You do not need live web requests or Venice calls to test most of the system. The reference repo uses fake Venice and fake web classes to test the research loop, dedupe behavior, artifacts, and report prompts. A useful first test is URL canonicalization: 
from research_agent.models import canonicalize_url


def test_canonicalize_url_removes_tracking_params():
    url = "https://example.com/post?utm_source=x&b=2&a=1#section"
    assert canonicalize_url(url) == "https://example.com/post?a=1&b=2"
Then test that duplicate content gets skipped: 
from research_agent.models import SearchResult, WebPage, chunk_text


class FakeWeb:
    def search(self, query: str, limit: int = 5) -> list[SearchResult]:
        return [
            SearchResult(title="First source", url="https://example.com/a", snippet="snippet"),
            SearchResult(title="Mirror", url="https://example.com/b", snippet="snippet"),
        ]

    def fetch(self, result: SearchResult) -> WebPage:
        text = "This page contains relevant evidence. " * 5
        return WebPage(
            title=result.title,
            url=result.url,
            final_url=result.url,
            text=text,
            content_hash="same-content",
            chunks=chunk_text(text, chunk_chars=80, overlap=10),
        )
Fakes make agent tests much faster and less flaky. You can verify the orchestration logic without relying on live search results, network conditions, or model output.

Benchmarking

Many AI providers now have their own deep research workflows, so the reference repo includes a simple benchmark against Perplexity’s Deep Research tool. Both agents were asked to write a report on AI agent framework architecture, then the generated reports were checked into the GitHub repo. This is not meant to be a formal benchmark.
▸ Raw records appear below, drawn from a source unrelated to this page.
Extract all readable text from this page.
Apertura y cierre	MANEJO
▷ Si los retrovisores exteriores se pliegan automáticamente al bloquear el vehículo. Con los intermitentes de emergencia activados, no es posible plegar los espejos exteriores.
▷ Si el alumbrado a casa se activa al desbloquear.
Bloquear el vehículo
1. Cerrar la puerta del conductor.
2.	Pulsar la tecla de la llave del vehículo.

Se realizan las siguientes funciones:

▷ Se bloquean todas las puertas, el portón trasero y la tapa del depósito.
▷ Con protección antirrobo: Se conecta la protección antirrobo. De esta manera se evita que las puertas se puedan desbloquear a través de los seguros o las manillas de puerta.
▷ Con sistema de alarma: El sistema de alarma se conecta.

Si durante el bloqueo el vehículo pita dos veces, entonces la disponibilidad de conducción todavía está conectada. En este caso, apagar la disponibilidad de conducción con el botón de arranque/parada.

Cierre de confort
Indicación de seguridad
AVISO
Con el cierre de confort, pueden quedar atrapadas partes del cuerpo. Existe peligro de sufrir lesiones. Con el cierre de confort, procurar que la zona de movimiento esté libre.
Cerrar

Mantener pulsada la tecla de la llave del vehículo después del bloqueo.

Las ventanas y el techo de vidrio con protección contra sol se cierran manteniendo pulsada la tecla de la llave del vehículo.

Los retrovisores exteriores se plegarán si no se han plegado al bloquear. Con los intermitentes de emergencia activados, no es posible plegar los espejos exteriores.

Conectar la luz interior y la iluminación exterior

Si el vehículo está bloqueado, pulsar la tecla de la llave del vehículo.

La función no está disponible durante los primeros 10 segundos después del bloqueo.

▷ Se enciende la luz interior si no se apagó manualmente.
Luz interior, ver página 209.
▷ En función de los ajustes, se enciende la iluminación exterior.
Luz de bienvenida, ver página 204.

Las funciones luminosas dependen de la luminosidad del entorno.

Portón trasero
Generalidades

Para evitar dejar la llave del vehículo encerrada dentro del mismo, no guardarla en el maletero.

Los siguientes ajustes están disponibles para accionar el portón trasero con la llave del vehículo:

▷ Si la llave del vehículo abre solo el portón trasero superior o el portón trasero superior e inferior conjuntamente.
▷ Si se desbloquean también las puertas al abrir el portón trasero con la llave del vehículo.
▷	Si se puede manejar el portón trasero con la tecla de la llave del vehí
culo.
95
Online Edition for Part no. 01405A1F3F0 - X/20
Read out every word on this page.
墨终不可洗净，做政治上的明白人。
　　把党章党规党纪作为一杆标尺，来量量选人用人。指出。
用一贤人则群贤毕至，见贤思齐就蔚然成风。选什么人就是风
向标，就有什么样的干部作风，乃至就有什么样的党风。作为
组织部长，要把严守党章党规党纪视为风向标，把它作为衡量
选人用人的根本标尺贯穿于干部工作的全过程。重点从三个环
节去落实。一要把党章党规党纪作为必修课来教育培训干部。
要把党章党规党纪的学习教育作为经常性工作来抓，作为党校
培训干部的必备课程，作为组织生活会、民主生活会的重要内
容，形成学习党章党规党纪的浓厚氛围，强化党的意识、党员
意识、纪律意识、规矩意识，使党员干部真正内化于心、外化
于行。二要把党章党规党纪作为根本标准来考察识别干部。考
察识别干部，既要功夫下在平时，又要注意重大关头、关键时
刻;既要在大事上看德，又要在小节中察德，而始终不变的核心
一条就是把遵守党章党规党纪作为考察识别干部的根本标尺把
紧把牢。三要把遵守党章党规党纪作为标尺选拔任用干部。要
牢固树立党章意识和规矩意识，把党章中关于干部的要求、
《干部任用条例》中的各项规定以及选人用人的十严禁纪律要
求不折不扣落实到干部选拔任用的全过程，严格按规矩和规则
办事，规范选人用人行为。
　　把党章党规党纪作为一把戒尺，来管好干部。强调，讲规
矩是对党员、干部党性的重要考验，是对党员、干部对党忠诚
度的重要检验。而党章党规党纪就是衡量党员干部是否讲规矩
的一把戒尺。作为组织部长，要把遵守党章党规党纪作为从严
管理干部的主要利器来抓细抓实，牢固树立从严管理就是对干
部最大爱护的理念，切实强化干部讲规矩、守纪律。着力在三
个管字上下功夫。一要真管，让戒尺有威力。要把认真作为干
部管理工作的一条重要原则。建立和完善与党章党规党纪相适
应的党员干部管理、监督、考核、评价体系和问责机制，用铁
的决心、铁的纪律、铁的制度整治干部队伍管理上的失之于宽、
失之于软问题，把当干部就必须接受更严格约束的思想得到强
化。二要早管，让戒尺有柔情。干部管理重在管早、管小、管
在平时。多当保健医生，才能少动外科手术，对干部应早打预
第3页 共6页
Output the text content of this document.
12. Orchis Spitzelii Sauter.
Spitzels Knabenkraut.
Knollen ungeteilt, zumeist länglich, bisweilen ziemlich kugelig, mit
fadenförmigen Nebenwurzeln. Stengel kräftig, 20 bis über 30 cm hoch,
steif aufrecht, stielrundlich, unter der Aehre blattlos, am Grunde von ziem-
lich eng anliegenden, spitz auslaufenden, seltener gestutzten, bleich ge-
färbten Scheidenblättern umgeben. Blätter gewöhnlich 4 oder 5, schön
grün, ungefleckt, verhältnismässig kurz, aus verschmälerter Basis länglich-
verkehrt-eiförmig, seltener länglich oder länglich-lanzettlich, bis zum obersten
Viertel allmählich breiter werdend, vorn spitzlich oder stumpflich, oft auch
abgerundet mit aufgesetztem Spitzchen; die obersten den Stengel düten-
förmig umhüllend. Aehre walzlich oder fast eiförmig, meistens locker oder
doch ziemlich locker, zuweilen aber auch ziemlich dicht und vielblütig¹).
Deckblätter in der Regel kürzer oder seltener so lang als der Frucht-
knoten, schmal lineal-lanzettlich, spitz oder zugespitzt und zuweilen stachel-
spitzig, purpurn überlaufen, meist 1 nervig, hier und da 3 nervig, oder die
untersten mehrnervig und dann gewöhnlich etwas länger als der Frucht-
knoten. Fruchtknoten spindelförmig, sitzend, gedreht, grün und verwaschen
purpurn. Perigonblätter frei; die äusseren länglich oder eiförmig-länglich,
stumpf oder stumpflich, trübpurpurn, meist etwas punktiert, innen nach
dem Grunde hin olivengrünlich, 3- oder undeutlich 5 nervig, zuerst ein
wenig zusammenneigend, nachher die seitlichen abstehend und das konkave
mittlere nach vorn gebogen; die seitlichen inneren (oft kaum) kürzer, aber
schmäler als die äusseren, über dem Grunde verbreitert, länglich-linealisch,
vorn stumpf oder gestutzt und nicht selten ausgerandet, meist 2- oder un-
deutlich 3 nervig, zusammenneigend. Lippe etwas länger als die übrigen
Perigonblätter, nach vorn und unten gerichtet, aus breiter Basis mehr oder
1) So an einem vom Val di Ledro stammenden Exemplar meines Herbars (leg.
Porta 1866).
It is a practical way to inspect report structure, source coverage, citation quality, and whether the agent over-focuses on one source cluster. That is also why the updated implementation tracks research_gaps.jsonl and source balance before follow-up searches.

Extending This Example

Once the baseline agent works, here are practical ways to improve it:
  • Add a Venice search provider using POST /augment/search.
  • Store reports and artifacts in a small SQLite database instead of JSONL files.
  • Add source allowlists or blocklists for trusted research domains.
  • Add PDF support by combining Venice scrape with document parsing for sources that do not expose clean HTML.
  • Add an evaluation set of topics and expected source types so you can compare research quality after prompt changes.
  • Add a review step that asks Venice to find unsupported claims in the final report before saving it.
The biggest upgrade is usually better source selection. Query generation helps, but you can also improve quality by preferring primary sources, standards documents, official docs, papers, changelogs, and dataset pages over low-signal summaries.

Finishing Up

Thanks for reading! Hopefully this helped you build a practical private research agent with Python and the Venice API. The useful pattern here is not just “ask a model to research something.” It is breaking research into auditable steps: plan searches, collect sources, extract evidence, write source notes, follow up on gaps, and synthesize with citations. By keeping those steps explicit, we get a research workflow that is easier to inspect, test, and improve over time.